All things considered, I’ll stick with my inclusion of Afghanistan as being part of the Middle East, politically and religiously even if some may not consider it part of the area geographically.
Rho
Sep. 20th, 2012 at 11:32 am
Modern media outlets tend to use the collective “Middle East” to cover all those nation that are predominately Islamic in nature, which can be as far as Morocco in the west to Indonesia in the east, with the exception of Israel. This is why we need to bring geography classes back into the schools. Back in the 1980s, the closest thing we had was a course called Comparative Political Systems, but it taught us so much more than anything students might learn about geography now.
Beaglemom
Sep. 20th, 2012 at 8:42 am
No matter where theses countries are – Middle East, Central Asia or North Africa – what these right-wing lunatics are saying is absolutely incorrect. I’ll never quite recover from the “no terrorist attacks in the US while George W. Bush was president.” What on earth then was 9/11, the event that Bush and the Republicans made the focal point and rationale for everything they did to us and to the rest of the world for the next seven years?
Republicans and truth simply do not mix very well. And their abhorrence of the American public becomes more apparent with each passing day. We’re not all that stupid, Republicans!
Reynardine
Sep. 20th, 2012 at 9:05 am
That’s true. Their effrontery in lying worries me. Either they are insane, or they believe they will soon be in a position to establish a Ministry of Truth and *make* us believe their lies. And the one does not rule out the other.
Hrafnkell
Sep. 20th, 2012 at 10:19 am
The scary thing from my perspective, Reynardine, is that there are Republicans who sit at home, listen to this crap and nod their heads in agreement. This level of detachment from reality is unbelievable.
John Joseph
Sep. 20th, 2012 at 9:21 am
Have they gone totally insane?

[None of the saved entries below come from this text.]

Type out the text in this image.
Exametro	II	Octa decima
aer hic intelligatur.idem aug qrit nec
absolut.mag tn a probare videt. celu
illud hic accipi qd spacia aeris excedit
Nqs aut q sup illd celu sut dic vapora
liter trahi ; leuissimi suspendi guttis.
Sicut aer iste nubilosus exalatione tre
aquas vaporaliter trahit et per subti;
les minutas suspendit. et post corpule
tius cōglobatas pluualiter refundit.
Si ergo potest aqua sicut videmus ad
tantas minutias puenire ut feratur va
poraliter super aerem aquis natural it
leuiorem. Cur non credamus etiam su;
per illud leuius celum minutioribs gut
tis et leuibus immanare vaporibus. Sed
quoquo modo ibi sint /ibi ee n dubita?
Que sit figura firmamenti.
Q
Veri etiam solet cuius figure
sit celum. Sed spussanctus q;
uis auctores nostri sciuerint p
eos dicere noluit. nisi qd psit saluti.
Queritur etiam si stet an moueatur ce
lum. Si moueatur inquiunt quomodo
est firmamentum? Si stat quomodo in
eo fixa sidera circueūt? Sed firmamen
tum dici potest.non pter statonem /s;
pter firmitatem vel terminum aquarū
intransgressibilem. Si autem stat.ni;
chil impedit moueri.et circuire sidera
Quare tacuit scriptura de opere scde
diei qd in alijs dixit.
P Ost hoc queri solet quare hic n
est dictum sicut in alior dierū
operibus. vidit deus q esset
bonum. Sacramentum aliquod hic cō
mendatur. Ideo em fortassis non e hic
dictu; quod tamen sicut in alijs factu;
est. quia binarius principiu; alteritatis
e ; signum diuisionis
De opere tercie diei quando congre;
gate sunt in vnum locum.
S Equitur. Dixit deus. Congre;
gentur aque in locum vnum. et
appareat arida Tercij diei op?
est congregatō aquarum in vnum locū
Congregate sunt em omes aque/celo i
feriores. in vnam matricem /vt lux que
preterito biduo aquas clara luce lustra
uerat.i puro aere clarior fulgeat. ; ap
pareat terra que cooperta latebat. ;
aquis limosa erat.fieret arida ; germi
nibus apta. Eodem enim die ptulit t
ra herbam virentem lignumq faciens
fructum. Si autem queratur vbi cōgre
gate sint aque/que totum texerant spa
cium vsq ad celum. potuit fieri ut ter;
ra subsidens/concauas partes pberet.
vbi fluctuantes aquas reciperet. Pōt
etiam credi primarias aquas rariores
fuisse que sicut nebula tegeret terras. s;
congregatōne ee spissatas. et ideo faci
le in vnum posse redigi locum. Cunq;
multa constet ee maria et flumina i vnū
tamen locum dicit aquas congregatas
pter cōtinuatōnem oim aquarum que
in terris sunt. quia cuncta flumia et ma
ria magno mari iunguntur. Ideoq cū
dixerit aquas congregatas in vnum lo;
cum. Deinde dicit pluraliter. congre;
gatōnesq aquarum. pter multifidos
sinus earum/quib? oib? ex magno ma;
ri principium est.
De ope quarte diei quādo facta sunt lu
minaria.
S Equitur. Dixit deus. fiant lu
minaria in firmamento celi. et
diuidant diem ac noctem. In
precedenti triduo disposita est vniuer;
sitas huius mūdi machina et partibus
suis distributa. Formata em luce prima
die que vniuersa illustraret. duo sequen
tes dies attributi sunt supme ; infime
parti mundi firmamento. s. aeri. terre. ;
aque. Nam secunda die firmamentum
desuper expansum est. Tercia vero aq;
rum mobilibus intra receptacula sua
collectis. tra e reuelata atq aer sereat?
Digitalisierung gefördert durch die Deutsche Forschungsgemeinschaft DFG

These people obviously have a very distant relationship with reality.
If they think Bush gave us “years of peace” in the Middle East, I shudder to think what war would look like and what it would do to this country.
Brian Miller
Sep. 20th, 2012 at 10:09 am
I was disappointed to see that you restricted your comments to the two wars that the United States fought during Bush’s terms. What about Lebanon, Gaza, etc.?
Hrafnkell
Sep. 20th, 2012 at 12:12 pm
It would take a book to cover everything. I can never discuss everything I would like to discuss in any given article in the interest of readability. I limited myself to Bush’s most egregious offenses.
Tim
Sep. 20th, 2012 at 11:42 am
I demand that these right wing nut jobs share whatever it is that they are taking. It is not fair for them to live in the neither while the rest of us have to deal in reality.
Be Funk Note
Sep. 20th, 2012 at 12:34 pm
“Fox host Dana Perino said on November 24, 2009, that “we did not have aterrorist attack on our country during President Bush’s term.
On July 13, 2011, Fox host Eric Bolling said: “I don’t remember any terrorist attacks on American soil” between 2000 and 2008.”
Didn’t 9/11 happen in 2001 or did I miss something?
mjh
Sep. 20th, 2012 at 6:02 pm
“But all in all, it’s been a fabulous year for Laura and me.” -George W. Bush, summing up his first year in office, three months after the 9/11 attacks, Washington, D.C., Dec. 20, 2001
Hey — if Dumbya himself, as shown above, was able to memory-hole, why should we expect Dana, Eric, or Sandy to be any different?
.
Gary Vaughn
Sep. 21st, 2012 at 3:15 pm
Well, they are correct, it wasn’t terrorists that attacked us, unless you count W, and Cheney. The book and videos of Susan Lindauer tells us that.
Jim Faubel
Sep. 21st, 2012 at 7:29 pm
Don’t you remember? George Orwell predicted in his book, “1984″ that “Big Brother” would tell us “War IS Peace”.